Field. This regiment was raised in Monmouth county and
rendezvoused at Camp Vredenburg, located on the old battle-
ground near Freehold. It was mustered into the service on
Sept. 20, 1862, and left for Washington on the 28th, with 39
officers and 866 enlisted men. Reaching Washington on the
30th, it went into camp on East Capitol hill, where it was
permanently brigaded with the 21st, 24th and 31st N. J.
regiments, under command of Col. Robertson of the 24th. Cos.

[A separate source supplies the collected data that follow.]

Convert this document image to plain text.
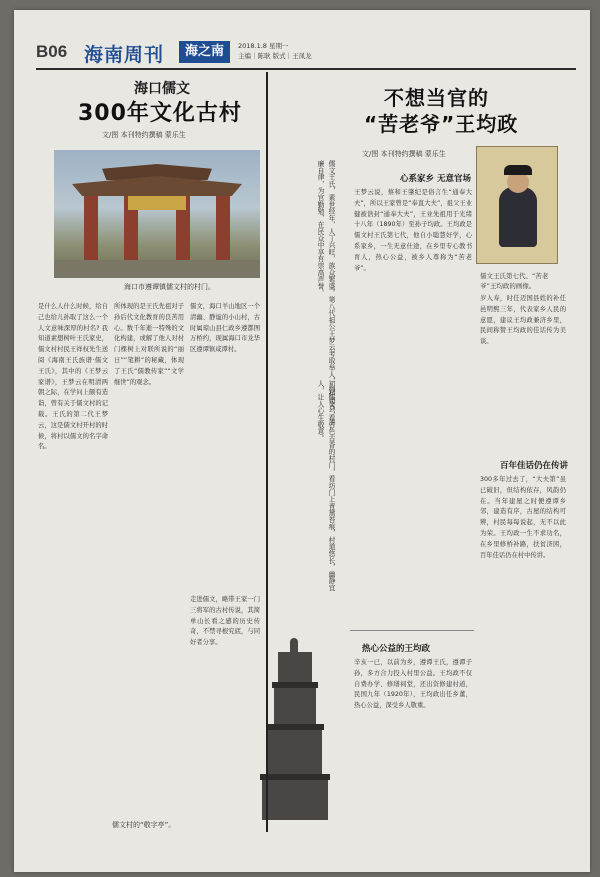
B06 海南周刊	海之南	2018.1.8 星期一
主编｜陈耿 版式｜王凤龙
海口儒文
300年文化古村
文/图 本刊特约撰稿 蒙乐生
海口市遵谭镇儒文村的村门。
是什么人什么时候，给自己也给儿孙取了这么一个人文意味深厚的村名? 我知道素想树叶王氏家史，儒文村村民王祥权先生送阅《海南王氏族谱·儒文王氏》，其中的《王梦云家谱》，王梦云在明清两朝之际，在学问上颇有造诣，曾有关于儒文村的记载。王氏的第二代王梦云，这是儒文村开村的时候，将村以儒文的名字命名。
所体现的是王氏先祖对子孙后代文化教育的良苦用心。数千年逝一特殊的文化构建，或解了他人对村门棵树上对联所说的“丽日”“笔耕”的秘藏，体现了王氏“儒教传家”“文学继世”的观念。
儒文，海口羊山地区一个清幽、静谧的小山村，古时属琼山县仁政乡遵都图万桥约，现属海口市龙华区遵谭镇咸谭村。
走进儒文，略带王家一门三将军的古村传说，其简单山长看之感的历史传奇，不禁寻根究底，与同好者分享。
儒文王氏，素世经年，人丁兴旺，族众繁盛。第八代祖公王梦云考取举人，出任知县，清廉自律，为官勤勉，在民众中享有崇高声誉。
初到儒文，看古色古香的村门，看坊门上青黛苔痕，村道悠长，幽静宜人，让人心生敬意。
儒文村的“敬字亭”。
不想当官的
“苦老爷”王均政
文/图 本刊特约撰稿 蒙乐生
儒文王氏第七代、“苦老爷”王均政的画像。
心系家乡 无意官场
热心公益的王均政
百年佳话仍在传讲
王梦云说，蔡和王肇纪是俗言生“通奉大夫”，所以王家曾是“奉直大夫”，祖父王业健被诰封“通奉大夫”，王业先祖用于光绪十八年（1890年）至孙子均政。王均政是儒文村王氏第七代，他自小聪慧好学，心系家乡，一生无意仕途，在乡里专心教书育人，热心公益，被乡人尊称为“苦老爷”。
岁入寿，时任迈国县姓的补任邑明熙三年，代表家乡人民的意愿，建议王均政兼济乡里，民间称赞王均政的佳话传为美谈。
300多年过去了，“大夫第”虽已破旧，但结构依存，风韵仍在。当年建屋之时便遵谭乡邻，建造有序，古屋的结构可辨，村民每每说起，无不以此为荣。王均政一生不求功名，在乡里修桥补路，扶贫济困，百年佳话仍在村中传讲。
辛亥一已，以前为乡，遵谭王氏，遵谭子孙，多方合力投入村里公益。王均政不仅自费办学、修缮祠堂，还出资修建村道，民国九年（1920年），王均政出任乡董，热心公益，深受乡人敬重。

A, F, D and I patroled the city of Fredericksburg while the
conflict raged along the slopes, and remained on that duty
until the stormy night of Dec. 15, when they were the last to
withdraw, crossing upon the upper pontoons under a fierce
cannonade from the enemy, which, however, did not inflict a
single casualty. The division of which the regiment formed a
part held an important position in the early days of the
Chancellorsville campaign without drawing on a serious
engagement, though picket firing was steadily maintained, and
having accomplished its purpose in diverting the enemy's
attention from the right of Hooker's army recrossed the
Rappahannock on May 2 under a heavy fire from the Confederate
batteries, the regiment losing 7 men killed or wounded. The
term of service having expired, the regiment marched with the
brigade to Washington, while the remainder of the army pushed
on to overtake and vanquish Lee in his northward movement.
Leaving the capital on June 17, it reached Freehold two days
afterward, where it was mustered out on the 28th. The total
strength of the regiment was 958, and it lost during its term
of service by resignation 4, by discharge 63, by promotion 6,
by transfer 3, by death 40, by desertion 17, mustered out 825.